Reunião foi solicitada pela Colômbia e Brasil pretende se pronunciar sobre ofensiva americana.
Duas agendas previstas para esta segunda-feira (5) devem intensificar as repercussões internacionais do ataque dos Estados Unidos à Venezuela e da prisão do presidente Nicolás Maduro.
A primeira ocorre ao meio-dia, no horário de Brasília, quando o Conselho de Segurança da Organização das Nações Unidas (ONU) se reúne para discutir a ofensiva americana. A reunião foi solicitada pela Colômbia, e o Brasil pretende se pronunciar, mesmo não sendo membro do Conselho.
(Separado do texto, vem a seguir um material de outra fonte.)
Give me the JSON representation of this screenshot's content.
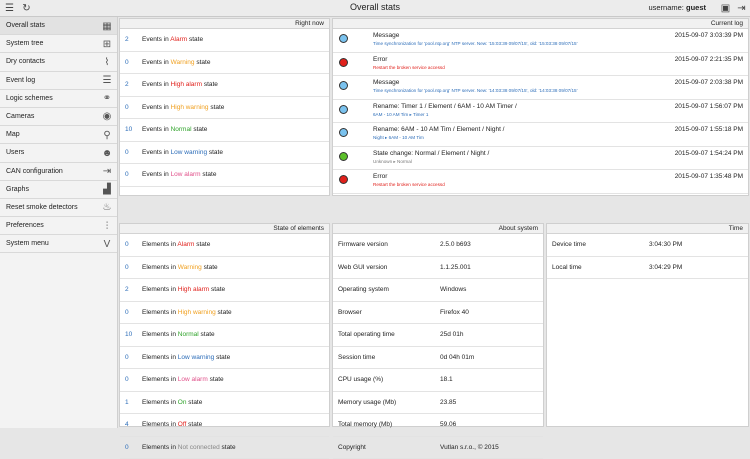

O embaixador brasileiro Sergio Danese deve reforçar a posição do presidente Luiz Inácio Lula da Silva de que a ação representa uma “afronta gravíssima” e ultrapassa uma “linha inaceitável”, por violar a soberania da Venezuela e princípios do direito internacional.
Apesar do encontro, a expectativa é de que o Conselho de Segurança não aprove nenhuma resolução condenando a operação dos Estados Unidos, segundo especialistas ouvidos pela CBN. Paralelamente, Brasil, México, Chile, Colômbia, Espanha e Uruguai divulgaram um comunicado conjunto condenando a ação militar americana na Venezuela e alertando para violações do direito internacional.
A segunda agenda do dia está marcada para as 14h, também pelo horário de Brasília, na Justiça Federal de Nova York. Nicolás Maduro participa de uma audiência no Tribunal de Manhattan, na qual será formalmente informado das quatro acusações que enfrenta, entre elas a de narcoterrorismo.
Maduro e sua esposa, Cilia Flores, passaram a segunda noite em uma prisão federal de segurança máxima e serão levados ao tribunal sob forte esquema de segurança. Ainda não está claro se o casal já constituiu advogados ou se haverá apresentação imediata de declaração de culpa ou inocência. Em caso de condenação, Maduro pode enfrentar penas que somam décadas de prisão perpétua.
Enquanto isso, Caracas amanhece após ter sido bombardeada pelos Estados Unidos no sábado. Em comunicado oficial, o governo venezuelano classificou os ataques como uma “grave agressão militar” contra o território e a população do país.
No domingo, a presidente em exercício da Venezuela, Delcy Rodríguez, divulgou uma carta aberta ao presidente dos Estados Unidos, Donald Trump, pedindo diálogo, o fim das hostilidades e uma “agenda de colaboração”.